While you were getting dressed you told me about spending time with your dad. I was glad to hear you were establishing a relationship with him. You were also going to take a class in the spring to get back on track with school. You were looking at the future and making plans. It was so nice to see. I told you how happy I was and how proud. I know what a rough road you'd traveled. I'd been on some of the same ones. I was always glad to be your touchstone or sounding board when you needed me. We finally made our way to the party. People couldn't believe I got you out of the house.
You may have gone because I made you, but you had a ball at the party. The house and yard were packed. Students were running around in costumes that were interesting to say the least. The pregnant teenager costume complete with "Baby Daddy" fueled your snark all night. It was the first lacrosse party Joe and I attended as a couple officially, so there were questions and comments constantly. You kept telling everyone that you knew it would happen all along. You also walked up while I was talking to different people all night to tell them that I tried to have you killed the first time you met me. You'd then walk away to leave me to explain. You were in full effect that night.
Claiming you were an old man, you left the party a bit earlier than the rest of us. You said I couldn't bitch because if it had been anyone else you'd have never left your apartment that night. You'd follow me anywhere. I gave you a big hug, lingering to tell you how proud of you I was and I love you. You were grinning as you walked up the hill, threw up your hand to say goodbye and walked into the night. What I didn't know is you were also walking out of my life. Just like that.
We never know when the last time we'll see somebody. I'd never have guessed that would be the last time I'd see you, and once the confusion, pain and shock settled, I could not have asked for a more perfect goodbye. There was no sadness. I was going to see you the next day. We'd had such a great conversation getting ready for the party. You were more positive than I'd seen you in years, and you said you were really feeling better, like things were turning around. You had so much fun at that party -- laughing, smiling, flirting, snarking -- you at your most Mitch. I can look back at that night and smile because I remember the happy, hopeful Mitch. I can smile because the last thing I ever said to you was "I love you."
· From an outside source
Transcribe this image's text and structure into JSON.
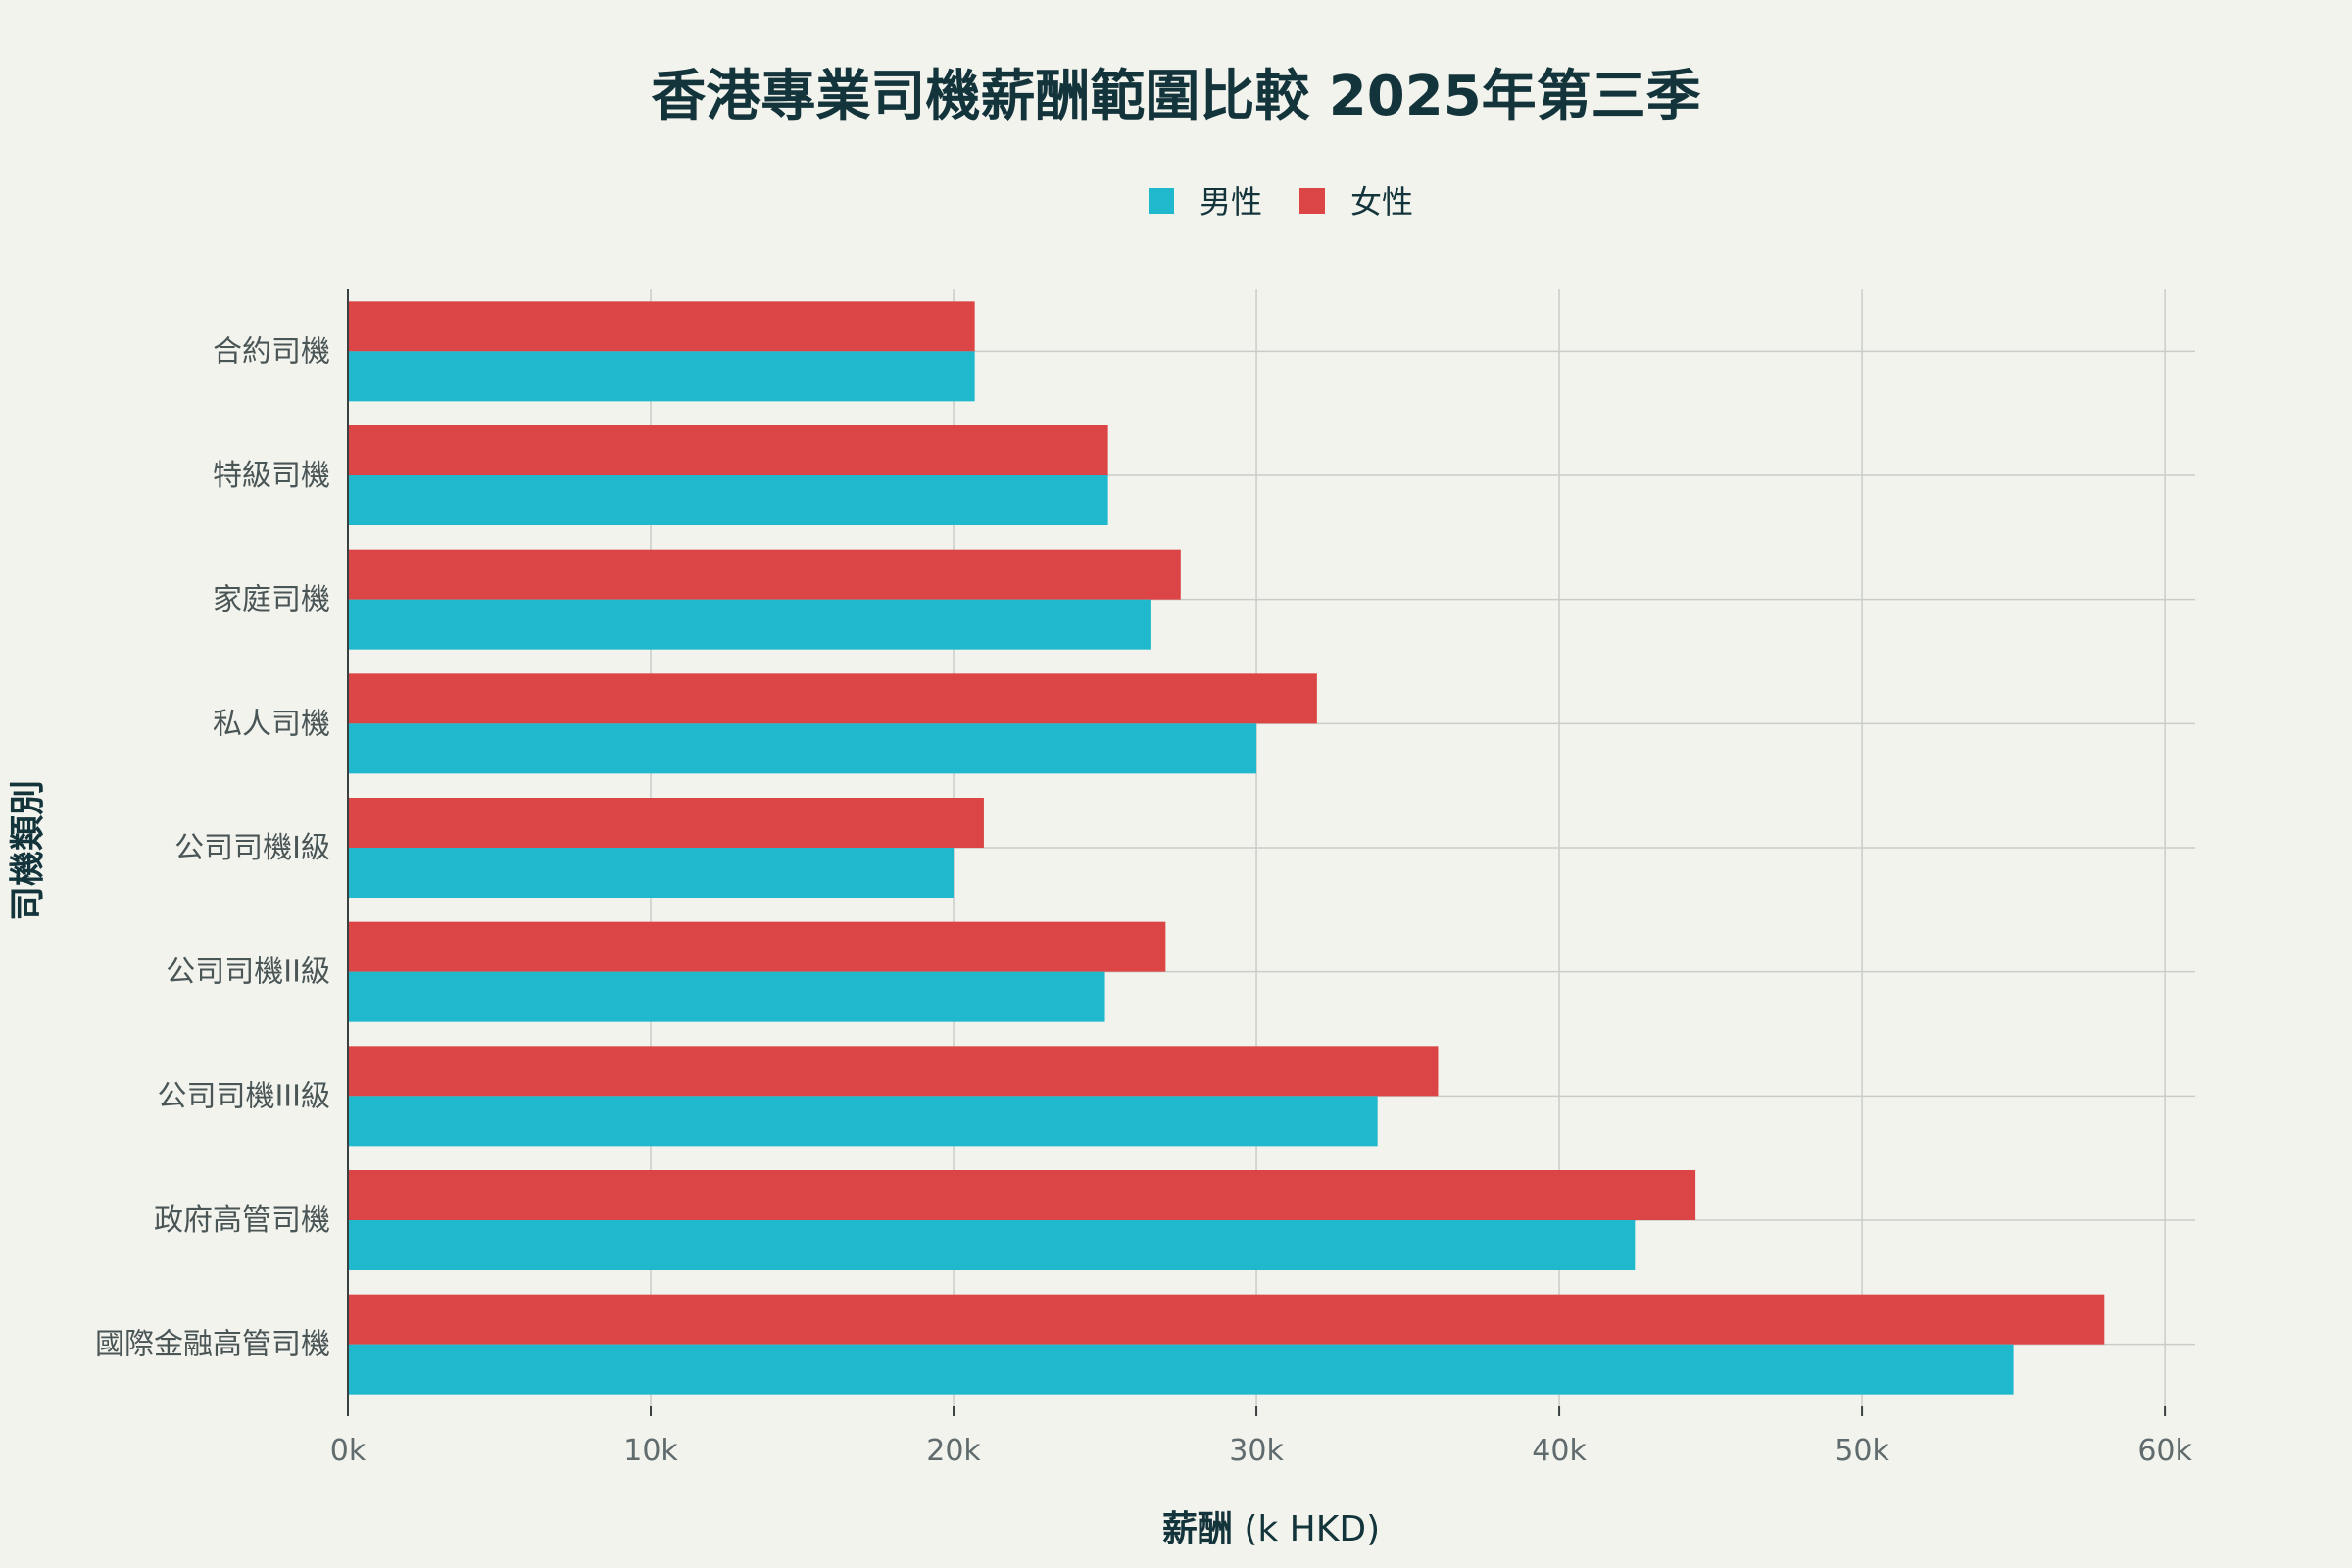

Nothing has been the same since that night. The next 24 hours were like a living nightmare. I had to call your best friend to tell him you were gone. He still freaks out when I call him, even about nothing. My voice brought one of his greatest losses into his life. I called every person anyone could think of that needed to know you were gone. The last person I told was Lindsay, and when I got off the phone, I went into the living room and cried because I was finished with the list and I didn't want to make anyone else cry.
We drove to Ohio for your funeral. Your mom and grandparents were so sweet. It wasn't very "Mitch," so we celebrated your life a bit more appropriately at a casino in Wheeling, WV, on the way home. As Ethan sat with an entire row of machines lit up and maxed out, I stared in disbelief. He just looked and pointed up and yelled, "Thanks, Skeet!"
I called my mom to make sure she knew what my final wishes would be. I know your parents were so confused and shocked. Losing you made all of us realize that we are very mortal and being young means nothing in the grand scheme of things.
We went back to Knoxville to really say goodbye. Ethan still had a key to your old apartment, so it wasn't technically breaking and entering. We met some of your neighbors who'd heard stories about us. I got your ice skates from one of them and sent them to Thomas. You'd have wanted him to have them. At the end of the night, Joe and Ethan climbed onto your roof and placed a forty and a can of dip where the three of you hung off the back side hiding from the cops. I kissed my hand and placed it on your door.
I can't believe it's been eight years. I had to write this to tell you I remember. I remember it all, and I still love you, Mitchy. Forever.